What to do: Rest is the most important step to repairing minor tendon injuries. Tendons are notoriously slow healers because they get less blood flow than our bones and muscles. Ice and supports are other ways to reduce stress on a tendon. In the case of a serious injury, be that a partial or complete rupture, you will likely need surgery to repair the tendon. Depending on the location of the tendon, you can expect to be in recovery for four to six months. After about 9 to 12 months, most athletes can return to play in a limited capacity while the tendon regains its strength.

Knee Injury

Knee injuries usually fall under one of the conditions we’ve mentioned above – however, this area is quite a complicated joint, so we decided to focus on it a bit. The knee endures a lot of impact from sport. Not only does it absorb shock and generate power when we’re running or jumping, but it also endures jarring motions when we dodge or change directions.

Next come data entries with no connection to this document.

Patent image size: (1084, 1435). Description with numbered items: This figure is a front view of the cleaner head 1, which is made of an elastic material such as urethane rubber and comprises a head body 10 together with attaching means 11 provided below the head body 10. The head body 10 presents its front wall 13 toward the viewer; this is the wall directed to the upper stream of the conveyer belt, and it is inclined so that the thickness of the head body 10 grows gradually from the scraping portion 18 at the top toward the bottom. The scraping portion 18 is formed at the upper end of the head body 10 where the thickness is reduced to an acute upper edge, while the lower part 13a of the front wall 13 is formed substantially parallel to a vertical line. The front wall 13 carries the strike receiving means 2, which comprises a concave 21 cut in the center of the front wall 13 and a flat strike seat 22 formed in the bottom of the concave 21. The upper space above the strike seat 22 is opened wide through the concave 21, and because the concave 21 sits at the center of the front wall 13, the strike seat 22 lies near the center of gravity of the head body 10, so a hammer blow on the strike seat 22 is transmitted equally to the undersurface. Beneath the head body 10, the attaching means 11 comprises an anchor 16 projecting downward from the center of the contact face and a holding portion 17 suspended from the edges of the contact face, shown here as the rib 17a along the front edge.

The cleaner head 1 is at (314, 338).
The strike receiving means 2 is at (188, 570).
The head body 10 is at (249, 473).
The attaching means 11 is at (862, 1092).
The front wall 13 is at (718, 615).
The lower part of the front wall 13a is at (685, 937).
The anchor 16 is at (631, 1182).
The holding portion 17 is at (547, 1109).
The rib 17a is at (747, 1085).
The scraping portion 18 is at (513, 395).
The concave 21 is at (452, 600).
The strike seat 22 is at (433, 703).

With so much pressure here it is one of the most common problem zones for athletes of all codes.

What to do: Minor knee injuries can heal faster with standard RICE (rest, ice, compression, elevation) methods. Severe injuries like meniscal tears, tendon tears, ligament injuries, or in the worst case, ACL tears may take upward of 4 to 12 months.

Tennis Elbow

Similarly to knee injuries, tennis elbow is a common overuse injury for athletes that make a lot of arm motions. It occurs when the tendons are overloaded, usually by the action of swinging, throwing, rowing, or punching.

What to do: Most people with Tennis Elbow get better without medical treatment, but it does require you to take a step back from performing the motions that caused it. Depending on how overloaded the tendons are it can take between 6 months to a few years to recover. 90% of people recover within a year.